Por Carlos Diviesti.
En la primera imagen de Hojas de otoño nos encontramos con una clave: la carne trozada y envasada al vacío se apila, obscena y viscosa, al fondo de la cinta transportadora de la caja. Una sola persona es la que compra, como si acopiara existencias para una futura hecatombe, y un mismo sonido monocorde domina la acción, el del impacto del código de barras en el lector de la registradora.
Hoy, que quizás hayan avanzado las técnicas para el cultivo de carnes sintéticas, esto que vemos debiera formar parte del pasado y sin embargo es nuestro más rancio presente, o nuestro futuro inmediato. Tal vez cuando Ansa encienda la radio a transistores en su minúsculo apartamento y escuche las noticias del día -la destrucción de un hospital en Mariúpol o la caída de cierto número de misiles rusos en Kiev, que seguro habrán dejado carne apilada a la intemperie en ambos casos-, volvamos a descubrir que la iracundia de Aki Kaurismäki no se ha vuelto cinismo con el correr del tiempo.
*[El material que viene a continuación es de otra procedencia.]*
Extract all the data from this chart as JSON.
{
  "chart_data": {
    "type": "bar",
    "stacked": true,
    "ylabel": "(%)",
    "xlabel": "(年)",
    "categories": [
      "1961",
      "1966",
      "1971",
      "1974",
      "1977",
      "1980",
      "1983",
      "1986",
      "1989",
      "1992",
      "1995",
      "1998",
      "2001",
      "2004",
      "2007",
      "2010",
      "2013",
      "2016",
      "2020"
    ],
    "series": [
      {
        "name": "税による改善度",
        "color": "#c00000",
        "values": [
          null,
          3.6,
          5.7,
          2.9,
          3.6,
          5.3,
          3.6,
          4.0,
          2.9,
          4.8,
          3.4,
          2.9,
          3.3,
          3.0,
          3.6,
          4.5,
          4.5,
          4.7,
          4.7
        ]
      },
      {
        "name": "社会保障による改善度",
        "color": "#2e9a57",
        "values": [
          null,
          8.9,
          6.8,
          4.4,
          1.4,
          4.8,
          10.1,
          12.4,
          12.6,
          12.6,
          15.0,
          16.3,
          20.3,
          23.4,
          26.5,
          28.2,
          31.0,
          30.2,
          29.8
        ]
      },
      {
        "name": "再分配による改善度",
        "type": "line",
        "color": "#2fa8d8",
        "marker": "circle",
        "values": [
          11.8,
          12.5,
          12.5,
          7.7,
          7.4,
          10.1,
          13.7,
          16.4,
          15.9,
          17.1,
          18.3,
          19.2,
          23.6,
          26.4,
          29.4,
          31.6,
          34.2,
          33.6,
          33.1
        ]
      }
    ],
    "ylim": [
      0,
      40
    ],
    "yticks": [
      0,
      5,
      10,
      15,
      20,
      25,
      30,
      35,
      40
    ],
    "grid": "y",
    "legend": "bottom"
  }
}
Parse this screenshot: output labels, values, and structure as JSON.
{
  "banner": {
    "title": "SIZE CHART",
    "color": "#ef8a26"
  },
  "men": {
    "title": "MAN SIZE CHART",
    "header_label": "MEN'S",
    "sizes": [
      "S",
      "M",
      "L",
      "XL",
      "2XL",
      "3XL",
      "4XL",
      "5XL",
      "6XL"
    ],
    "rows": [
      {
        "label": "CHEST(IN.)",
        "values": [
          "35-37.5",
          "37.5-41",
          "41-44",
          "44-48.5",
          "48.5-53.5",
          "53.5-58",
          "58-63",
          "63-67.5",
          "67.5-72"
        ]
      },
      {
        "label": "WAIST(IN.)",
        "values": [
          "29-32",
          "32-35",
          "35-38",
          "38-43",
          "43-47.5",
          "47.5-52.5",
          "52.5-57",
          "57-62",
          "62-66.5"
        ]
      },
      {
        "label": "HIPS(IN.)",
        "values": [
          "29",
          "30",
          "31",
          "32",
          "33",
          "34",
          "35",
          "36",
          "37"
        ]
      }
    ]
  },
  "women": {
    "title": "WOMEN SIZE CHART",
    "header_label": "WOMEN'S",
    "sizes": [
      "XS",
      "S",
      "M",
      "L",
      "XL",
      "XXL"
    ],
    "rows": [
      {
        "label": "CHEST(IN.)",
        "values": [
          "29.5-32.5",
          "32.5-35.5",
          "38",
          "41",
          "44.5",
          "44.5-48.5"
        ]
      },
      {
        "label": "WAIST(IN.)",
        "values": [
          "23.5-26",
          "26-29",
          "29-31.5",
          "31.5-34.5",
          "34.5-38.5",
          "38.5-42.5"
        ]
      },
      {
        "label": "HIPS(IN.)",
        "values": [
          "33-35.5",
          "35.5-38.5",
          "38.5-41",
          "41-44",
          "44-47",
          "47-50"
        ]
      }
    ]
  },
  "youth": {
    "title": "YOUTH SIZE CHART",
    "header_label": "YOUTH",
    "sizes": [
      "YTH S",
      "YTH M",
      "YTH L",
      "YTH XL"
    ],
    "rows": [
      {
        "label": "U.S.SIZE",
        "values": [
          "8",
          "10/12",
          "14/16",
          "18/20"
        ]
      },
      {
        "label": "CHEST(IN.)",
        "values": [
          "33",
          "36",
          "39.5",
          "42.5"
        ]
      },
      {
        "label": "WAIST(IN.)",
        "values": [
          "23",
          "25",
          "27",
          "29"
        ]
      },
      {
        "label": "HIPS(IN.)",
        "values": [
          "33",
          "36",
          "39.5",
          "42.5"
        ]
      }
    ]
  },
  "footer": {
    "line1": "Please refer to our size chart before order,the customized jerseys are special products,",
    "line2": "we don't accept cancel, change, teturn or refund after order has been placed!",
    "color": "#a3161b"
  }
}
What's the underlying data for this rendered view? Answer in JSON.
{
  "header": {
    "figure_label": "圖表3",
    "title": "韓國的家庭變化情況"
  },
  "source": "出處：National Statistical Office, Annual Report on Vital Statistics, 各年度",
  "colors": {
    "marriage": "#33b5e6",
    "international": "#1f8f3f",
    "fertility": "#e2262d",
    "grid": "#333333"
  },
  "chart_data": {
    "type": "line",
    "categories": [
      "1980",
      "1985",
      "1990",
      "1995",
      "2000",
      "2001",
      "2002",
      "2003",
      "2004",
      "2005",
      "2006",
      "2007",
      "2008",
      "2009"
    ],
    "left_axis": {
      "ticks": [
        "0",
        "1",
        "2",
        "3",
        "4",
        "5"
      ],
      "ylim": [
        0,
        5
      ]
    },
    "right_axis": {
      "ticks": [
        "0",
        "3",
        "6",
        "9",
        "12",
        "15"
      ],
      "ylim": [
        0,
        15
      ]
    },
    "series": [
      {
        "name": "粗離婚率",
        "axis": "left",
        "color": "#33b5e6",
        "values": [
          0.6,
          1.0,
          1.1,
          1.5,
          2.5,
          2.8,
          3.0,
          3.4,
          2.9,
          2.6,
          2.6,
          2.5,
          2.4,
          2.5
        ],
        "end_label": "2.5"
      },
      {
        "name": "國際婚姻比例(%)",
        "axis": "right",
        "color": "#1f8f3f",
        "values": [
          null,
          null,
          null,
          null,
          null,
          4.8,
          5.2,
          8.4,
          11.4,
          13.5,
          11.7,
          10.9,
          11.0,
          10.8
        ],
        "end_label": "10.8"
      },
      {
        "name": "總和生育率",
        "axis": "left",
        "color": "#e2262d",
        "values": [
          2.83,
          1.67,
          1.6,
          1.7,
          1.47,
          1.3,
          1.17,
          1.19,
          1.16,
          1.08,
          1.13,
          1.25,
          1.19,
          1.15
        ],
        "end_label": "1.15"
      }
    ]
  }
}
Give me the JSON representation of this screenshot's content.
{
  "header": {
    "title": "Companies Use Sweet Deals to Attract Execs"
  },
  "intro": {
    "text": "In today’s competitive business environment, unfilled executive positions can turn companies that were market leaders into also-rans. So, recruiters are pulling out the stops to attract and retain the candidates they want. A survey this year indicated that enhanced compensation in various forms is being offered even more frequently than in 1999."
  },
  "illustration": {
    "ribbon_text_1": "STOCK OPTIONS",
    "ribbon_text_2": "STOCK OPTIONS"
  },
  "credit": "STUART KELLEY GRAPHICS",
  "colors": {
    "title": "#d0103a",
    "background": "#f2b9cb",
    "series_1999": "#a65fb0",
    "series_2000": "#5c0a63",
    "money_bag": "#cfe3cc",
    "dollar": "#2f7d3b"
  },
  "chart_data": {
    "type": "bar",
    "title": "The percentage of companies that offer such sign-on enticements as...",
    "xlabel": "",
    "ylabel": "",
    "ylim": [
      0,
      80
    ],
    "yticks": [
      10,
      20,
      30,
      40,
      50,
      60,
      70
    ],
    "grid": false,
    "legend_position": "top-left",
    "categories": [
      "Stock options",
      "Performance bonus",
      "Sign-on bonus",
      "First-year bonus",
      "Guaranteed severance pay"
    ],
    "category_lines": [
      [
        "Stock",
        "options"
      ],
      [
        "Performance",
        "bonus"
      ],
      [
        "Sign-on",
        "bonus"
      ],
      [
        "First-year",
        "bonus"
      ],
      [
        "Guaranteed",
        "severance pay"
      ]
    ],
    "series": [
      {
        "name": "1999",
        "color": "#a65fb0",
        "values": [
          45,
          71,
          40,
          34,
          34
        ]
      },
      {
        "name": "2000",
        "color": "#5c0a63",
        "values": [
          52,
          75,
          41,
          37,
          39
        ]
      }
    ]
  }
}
Lo único que persigue Kaurismäki, inclaudicable, es la utopía de revivir nuestros momentos felices. Cada película de Kaurismäki es como la magdalena que se deslíe en la garganta junto a un sorbo de té, y al igual que lo que le sucede a Proust, cada recuerdo de Kaurismäki se transforma en una canción que al evocarla nos bulle de emociones, pero que no nos arranca un solo gesto visible. ¿Cómo podemos llamarlo a eso, inexpresividad o defensa? Por ejemplo, la puerta de la casa de Ansa –ahora mejor compuesta- es muy similar a la puerta de la casa de Iris, la chica de la fábrica de fósforos; el contenedor donde viven Holappa, Huotari y los dos refugiados kurdos (uno de ellos peligrosamente parecido a Khaled, el refugiado kurdo baleado por neonazis en 2017) podría ser el que habitara M, el hombre sin pasado, en una zona de la ciudad que veinte años después podría tener una nueva edificación alrededor; el cine Ritz al que van Ansa y Huolappa a ver una de Jarmush se parece mucho al cine Elysée de la cita fallida entre Nikander e Ilona, y al que Nikander, Melartin y la esposa de Melartin entran a ver una de Sergio Leone en 1986. Y así con tantas otras cosas como el azul de la noche, las avenidas de Helsinki al final del verano, los tranvías con un solo pasajero y los trabajadores que van al cine y beben copiosamente.
A propósito, ¿Holappa bebe porque está deprimido o está deprimido porque bebe? Quizás el sentido de la vida se encuentre en formular preguntas y en aceptar las divergencias de cada respuesta. El padre y el hermano de Ansa murieron por su alcoholismo y su madre murió de pena por la muerte de los dos, pero eso no es un patrón que nos indique que todos los alcohólicos terminarán igual, con ese poso de tristeza que reverbera en la risa. Como cantan las dos chicas en el bar, syntynyt suruun ja puettu pettymyksin, nacemos en el dolor y nos vestimos con decepciones, y para colmo con ropa prestada en una pensión de mala muerte por un viajante de comercio cargado de frustraciones, sin alas y conforme con los grilletes que lo encadenan a la tierra helada, como canta Huotari en el karaoke. ¿Qué nos queda entonces si nos pasa por encima el tren de la vida? A lo mejor darle una nueva oportunidad a las esperanzas, dejar que descansen a nuestro lado, y permitirnos andar juntos por la misma senda a un paso de distancia. Y no eludir sentirnos trémulos como una hoja a punto de desprenderse de la rama antes de que el viento nos arrastre, inevitablemente, al porvenir.